Continuing attacks against refugees on Manus Island show the Australian government must #BringThemHere

Continuing violent attacks against refugees on Manus Island are further evidence that Australia’s offshore detention centres must close and that the innocent people held there for the last three years must be brought to safety in Australia.

Once again this weekend a man sent to Manus by the Australian government has been violently attacked (photos - warning graphic). The man, Masoud Ali Shiekhi, was set upon by a group of locals with rocks in an unprovoked attack as he walked a friend to the bus stop near the transit centre at East Lorengau on Saturday.

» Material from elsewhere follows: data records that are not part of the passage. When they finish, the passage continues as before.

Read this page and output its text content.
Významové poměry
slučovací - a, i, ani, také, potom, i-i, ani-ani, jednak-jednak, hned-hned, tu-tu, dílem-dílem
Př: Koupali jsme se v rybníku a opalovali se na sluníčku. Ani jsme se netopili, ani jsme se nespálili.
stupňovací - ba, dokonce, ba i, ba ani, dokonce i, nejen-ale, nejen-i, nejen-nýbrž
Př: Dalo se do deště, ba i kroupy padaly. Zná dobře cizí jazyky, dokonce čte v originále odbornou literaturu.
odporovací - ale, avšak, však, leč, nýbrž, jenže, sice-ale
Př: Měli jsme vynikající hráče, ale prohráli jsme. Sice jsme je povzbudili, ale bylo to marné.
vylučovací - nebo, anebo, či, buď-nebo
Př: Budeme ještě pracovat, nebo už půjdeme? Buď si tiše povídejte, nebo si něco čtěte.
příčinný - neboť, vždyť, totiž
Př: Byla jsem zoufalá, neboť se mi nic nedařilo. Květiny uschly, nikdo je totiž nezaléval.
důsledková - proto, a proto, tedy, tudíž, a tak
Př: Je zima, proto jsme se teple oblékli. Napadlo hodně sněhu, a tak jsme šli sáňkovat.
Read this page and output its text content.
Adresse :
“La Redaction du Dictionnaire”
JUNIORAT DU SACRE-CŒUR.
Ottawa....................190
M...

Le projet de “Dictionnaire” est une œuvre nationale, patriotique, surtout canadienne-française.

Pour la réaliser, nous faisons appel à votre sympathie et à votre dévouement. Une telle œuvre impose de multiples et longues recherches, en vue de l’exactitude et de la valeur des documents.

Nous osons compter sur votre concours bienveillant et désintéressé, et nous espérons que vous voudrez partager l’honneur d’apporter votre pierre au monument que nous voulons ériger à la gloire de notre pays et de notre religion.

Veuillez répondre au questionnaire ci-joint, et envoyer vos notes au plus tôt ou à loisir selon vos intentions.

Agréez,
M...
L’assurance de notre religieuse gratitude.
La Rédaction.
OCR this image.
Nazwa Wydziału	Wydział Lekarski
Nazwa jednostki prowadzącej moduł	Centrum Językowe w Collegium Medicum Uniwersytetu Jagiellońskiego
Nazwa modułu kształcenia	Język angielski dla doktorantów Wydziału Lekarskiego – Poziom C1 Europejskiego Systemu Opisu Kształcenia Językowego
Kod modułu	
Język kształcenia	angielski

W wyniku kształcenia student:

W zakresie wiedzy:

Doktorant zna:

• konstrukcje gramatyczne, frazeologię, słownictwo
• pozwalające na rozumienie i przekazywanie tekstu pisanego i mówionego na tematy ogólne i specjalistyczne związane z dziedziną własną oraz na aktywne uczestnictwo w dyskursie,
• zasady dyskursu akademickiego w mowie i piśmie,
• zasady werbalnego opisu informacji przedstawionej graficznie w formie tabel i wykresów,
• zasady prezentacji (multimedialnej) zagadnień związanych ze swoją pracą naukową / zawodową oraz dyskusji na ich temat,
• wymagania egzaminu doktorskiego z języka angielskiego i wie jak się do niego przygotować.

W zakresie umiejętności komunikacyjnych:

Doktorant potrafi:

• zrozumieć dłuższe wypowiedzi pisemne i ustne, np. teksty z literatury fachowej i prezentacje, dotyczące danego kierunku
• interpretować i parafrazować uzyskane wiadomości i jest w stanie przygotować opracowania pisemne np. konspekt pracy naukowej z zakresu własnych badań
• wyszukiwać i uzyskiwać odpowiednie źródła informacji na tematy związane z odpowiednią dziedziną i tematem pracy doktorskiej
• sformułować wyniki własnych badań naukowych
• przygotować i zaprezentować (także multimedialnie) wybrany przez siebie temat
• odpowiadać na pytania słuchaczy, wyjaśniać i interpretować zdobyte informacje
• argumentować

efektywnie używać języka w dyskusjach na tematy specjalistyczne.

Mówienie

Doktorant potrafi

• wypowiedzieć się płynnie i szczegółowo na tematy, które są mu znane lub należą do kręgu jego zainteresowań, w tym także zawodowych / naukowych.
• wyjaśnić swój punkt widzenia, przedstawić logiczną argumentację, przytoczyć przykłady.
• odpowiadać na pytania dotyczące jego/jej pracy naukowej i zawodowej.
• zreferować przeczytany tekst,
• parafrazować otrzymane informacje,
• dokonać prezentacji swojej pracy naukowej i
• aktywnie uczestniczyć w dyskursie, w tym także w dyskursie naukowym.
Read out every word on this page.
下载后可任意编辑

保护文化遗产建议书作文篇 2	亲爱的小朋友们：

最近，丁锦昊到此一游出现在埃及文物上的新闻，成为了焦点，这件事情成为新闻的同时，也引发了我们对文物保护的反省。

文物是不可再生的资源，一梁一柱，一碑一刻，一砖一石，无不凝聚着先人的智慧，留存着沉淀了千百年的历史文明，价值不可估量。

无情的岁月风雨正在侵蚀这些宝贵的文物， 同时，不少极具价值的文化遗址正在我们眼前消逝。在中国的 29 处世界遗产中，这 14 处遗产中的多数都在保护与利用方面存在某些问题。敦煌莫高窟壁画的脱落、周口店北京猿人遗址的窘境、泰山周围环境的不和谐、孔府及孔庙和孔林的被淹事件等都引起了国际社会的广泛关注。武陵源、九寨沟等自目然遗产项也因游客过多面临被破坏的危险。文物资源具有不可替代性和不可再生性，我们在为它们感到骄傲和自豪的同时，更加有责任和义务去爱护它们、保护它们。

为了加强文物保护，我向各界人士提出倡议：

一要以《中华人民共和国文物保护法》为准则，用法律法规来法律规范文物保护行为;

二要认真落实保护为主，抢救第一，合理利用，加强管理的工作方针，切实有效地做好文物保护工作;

He suffered head injuries in the incident.

Before he fled Yemen Masoud, worked for the UNHCR. Even for him Manus has proven to be a dangerous dead end. @theage

— Amy Frew (@AmyHRLC) October 10, 2016

Daniel Webb, the Director of Legal Advocacy at the Human Rights Law Centre, recently returned from Manus Island where he met Masoud - who used to work for the United Nations in Yemen before being forced to flee - and saw first-hand the confronting reality facing him and the other men left languishing on the island by the Australian government.

“Masoud really tried. He volunteered with a local organisation supporting people with disabilities. He studied the local language. He tried to make local friends. Despite three years of fear, violence and limbo he stayed incredibly strong and did everything he could to make the best of a truly horrible situation. But even for Masoud, Manus has proven to be a harmful and dangerous dead end,” said Mr Webb.

Mr Webb went to Manus recently to investigate conditions on the ground and to hear stories of the men the Australian government has warehoused there for the last three years. Mr Webb spent two full days hearing story after story about violence and attacks against refugees, both inside the detention centre and out.

“When I was on Manus I also saw the aftermath of a similar attack in which two refugees – Afghan Hazaras who had fled the Taliban – were attacked by a group of seven locals. They were beaten with an iron bar, robbed and insulted. One of them collapsed and was taken to hospital unconscious.”

Mr Webb continued, “The refugees who saw these events unfold were afraid and really worried for their seriously injured friends. But they weren't surprised. Sadly, they'd seen it all before.”

“Our government can't leave these men on a dangerous road to nowhere any longer. These are innocent people in our care and they are not safe. The only viable and humane way forward is for the government to bring them here and allow them to start rebuilding their lives in safety,” said Mr Webb.